The fact that Google frequently uses synonyms to boost search quality is nothing new. But Dan Petrovic brought an interesting example to my attention via Google+ which spawned a dialog that included Bill Slawski, Wissam Dandan and Steven Baker, Principal Software Engineer on the Search Ranking team.
It is conversations like these that make search so enjoyable. Hopefully you agree.
Dan’s question revolved around the query ‘the dreaming void plot’.
This query returned results for The Temporal Void as well as The Dreaming Void, both books by Peter F. Hamilton. The question was why?
First things first. Bold words in search results usually reflect the query terms. It’s one of the strongest signals of relevance that Google can provide to the user. Your eye naturally gravitates to those bolded words and they reinforce the fact that the result(s) matched your query.
However, Google has also been bolding synonyms when they’re returned in search results. The easiest way to see this is to combine a synonym operator (~) with a negative operator (-).
Here it’s easy to see that fantasy and sleep are bolded and are thus synonyms to dream according to Google. This makes complete sense.
Here’s where it gets interesting. The terms dreaming and temporal are not … regular synonyms. By that I mean that if you try the operator scenario above for dreaming you will not see temporal in bold.
A cursory look at your favorite dictionary will also tell you that these are not ‘grammatical’ synonyms.
The next thing I did was conduct a search using the root query: The Dreaming Void. The result did not yield results for The Temporal Void. I then looked at related searches, one of my favorite search features.
Lo and behold the ‘first’ related search is ‘temporal void’. This tells me that Google sees a very strong relationship between these two terms based on query patterns.
The related search for the full ‘the dreaming void plot’ query does not yield any temporal void terms. That’s not entirely unexpected for reasons I won’t go into here for the sake of brevity. Finally, I remove the related filter and then test the query using the new verbatim search.
Poof. All results for ‘The Temporal Void’ disappear. Though obvious, this confirms that the results for ‘The Temporal Void’ are either synonyms or match similar terms.
This is what I refer to as a query synonym. The science behind these is actually incredibly interesting and complex. Because synonyms are not just about simple grammar, they’re about language, syntax and context as well.
Wissam Dandan offered this excerpt from a recent Google blog post on search quality changes.
Related query results refinements: Sometimes we fetch results for queries that are similar to the actual search you type. This change makes it less likely that these results will rank highly if the original query had a rare word that was dropped in the alternate query. For example, if you are searching for [rare red widgets], you might not be as interested in a page that only mentions “red widgets.”

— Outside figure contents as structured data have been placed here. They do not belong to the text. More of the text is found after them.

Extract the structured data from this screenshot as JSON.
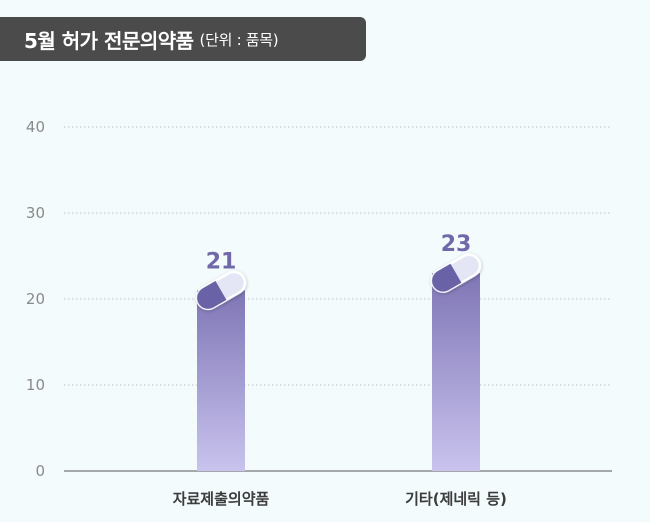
{
  "title": {
    "main": "5월 허가 전문의약품",
    "unit": "(단위 : 품목)"
  },
  "colors": {
    "bar_top": "#7f76b5",
    "bar_bottom": "#c9c3ee",
    "pill_dark": "#6b62a6",
    "pill_light": "#e4e6f5",
    "value_text": "#7068a8",
    "grid": "#b9c3c9",
    "axis": "#555555",
    "title_bg": "#4b4b4b"
  },
  "chart_data": {
    "type": "bar",
    "categories": [
      "자료제출의약품",
      "기타(제네릭 등)"
    ],
    "values": [
      21,
      23
    ],
    "ylim": [
      0,
      40
    ],
    "yticks": [
      "0",
      "10",
      "20",
      "30",
      "40"
    ],
    "data_labels": [
      "21",
      "23"
    ],
    "grid": true
  }
}
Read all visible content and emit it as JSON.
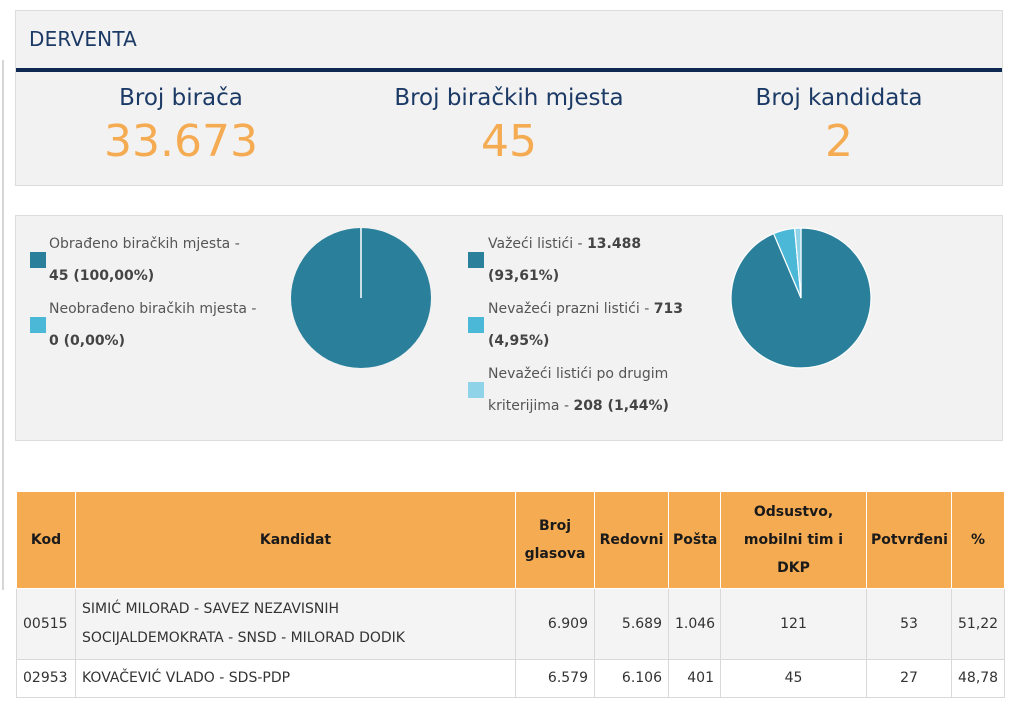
{
  "header": {
    "title": "DERVENTA"
  },
  "stats": [
    {
      "label": "Broj birača",
      "value": "33.673"
    },
    {
      "label": "Broj biračkih mjesta",
      "value": "45"
    },
    {
      "label": "Broj kandidata",
      "value": "2"
    }
  ],
  "colors": {
    "navy": "#0e2a52",
    "orange": "#f5ab52",
    "teal": "#2a809b",
    "cyan": "#4cb8d8",
    "light_blue": "#8ed3e8"
  },
  "stations_chart": {
    "legend": [
      {
        "text": "Obrađeno biračkih mjesta -",
        "value": "45 (100,00%)",
        "color": "#2a809b"
      },
      {
        "text": "Neobrađeno biračkih mjesta -",
        "value": "0 (0,00%)",
        "color": "#4cb8d8"
      }
    ]
  },
  "ballots_chart": {
    "legend": [
      {
        "text": "Važeći listići -",
        "value": "13.488",
        "value2": "(93,61%)",
        "color": "#2a809b"
      },
      {
        "text": "Nevažeći prazni listići -",
        "value": "713",
        "value2": "(4,95%)",
        "color": "#4cb8d8"
      },
      {
        "text": "Nevažeći listići po drugim",
        "text2": "kriterijima -",
        "value": "208 (1,44%)",
        "color": "#8ed3e8"
      }
    ]
  },
  "chart_data": [
    {
      "type": "pie",
      "labels": [
        "Obrađeno biračkih mjesta",
        "Neobrađeno biračkih mjesta"
      ],
      "values": [
        45,
        0
      ],
      "percentages": [
        100.0,
        0.0
      ],
      "colors": [
        "#2a809b",
        "#4cb8d8"
      ]
    },
    {
      "type": "pie",
      "labels": [
        "Važeći listići",
        "Nevažeći prazni listići",
        "Nevažeći listići po drugim kriterijima"
      ],
      "values": [
        13488,
        713,
        208
      ],
      "percentages": [
        93.61,
        4.95,
        1.44
      ],
      "colors": [
        "#2a809b",
        "#4cb8d8",
        "#8ed3e8"
      ]
    }
  ],
  "table": {
    "headers": {
      "kod": "Kod",
      "kandidat": "Kandidat",
      "broj1": "Broj",
      "broj2": "glasova",
      "redovni": "Redovni",
      "posta": "Pošta",
      "ods1": "Odsustvo,",
      "ods2": "mobilni tim i",
      "ods3": "DKP",
      "potvrdeni": "Potvrđeni",
      "pct": "%"
    },
    "rows": [
      {
        "kod": "00515",
        "name1": "SIMIĆ MILORAD - SAVEZ NEZAVISNIH",
        "name2": "SOCIJALDEMOKRATA - SNSD - MILORAD DODIK",
        "glasova": "6.909",
        "redovni": "5.689",
        "posta": "1.046",
        "odsustvo": "121",
        "potvrdeni": "53",
        "pct": "51,22"
      },
      {
        "kod": "02953",
        "name1": "KOVAČEVIĆ VLADO - SDS-PDP",
        "glasova": "6.579",
        "redovni": "6.106",
        "posta": "401",
        "odsustvo": "45",
        "potvrdeni": "27",
        "pct": "48,78"
      }
    ]
  }
}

Could this be related to Dan’s query? It might. The idea behind related queries is similar to synonyms. (Irony, huh?) The example provided by Google is that it will return results for ‘floral delivery’ when you search for ‘flower shops’. The change above will reduce the likelihood of false positives which may allow Google to increase the use of related query results refinements.
In the case of ‘the dreaming void plot’ there don’t seem to be any rare query terms. In fact, most documents in the content corpus contain all of these words and the word ‘temporal’ as well. There’s a high degree of co-occurrence for the terms ‘dreaming’ and ‘temporal’ which makes sense since they are part of a series of books.
But that’s the thing, what seems easy and straightforward to us is actually quite difficult for a machine.
The Science of Synonyms
Then the always smart Bill Slawski joined the conversation providing more examples of why synonyms are so difficult.
For instance, while we may often consider the words “auto” and “car” to be synonyms, that’s not the case when you set an alarm on “auto.” Even within longer phrases, words that we might consider to be synonyms might not be. So, “automobile” and “car” are synonyms when we search for a [ford car], but not when we search for a [railroad car].
Bill went on to reference a number of patents that describe how Google might approach synonyms and related query refinement, five of which list Steven Baker as a co-inventor.
While Bill and I sought out other science fiction series that might display this same behavior Steven joined the conversation. While he wasn’t able to provide much detail he did reference his blog post on synonyms.
An irony of computer science is that tasks humans struggle with can be performed easily by computer programs, but tasks humans can perform effortlessly remain difficult for computers. We can write a computer program to beat the very best human chess players, but we can’t write a program to identify objects in a photo or understand a sentence with anywhere near the precision of even a child.
The last statement is a odd sort of synonym for my own SEO philosophy and name of this blog. The post also answered my question as to whether query synonyms are provided the same bold treatment. (They are.)
Google is actively using complex methods to identify synonyms and related queries to improve search results. While this type of query results refinement is usually spot on and unnoticeable it can sometimes be flawed. In those instances, you can remove these results using the verbatim search tool.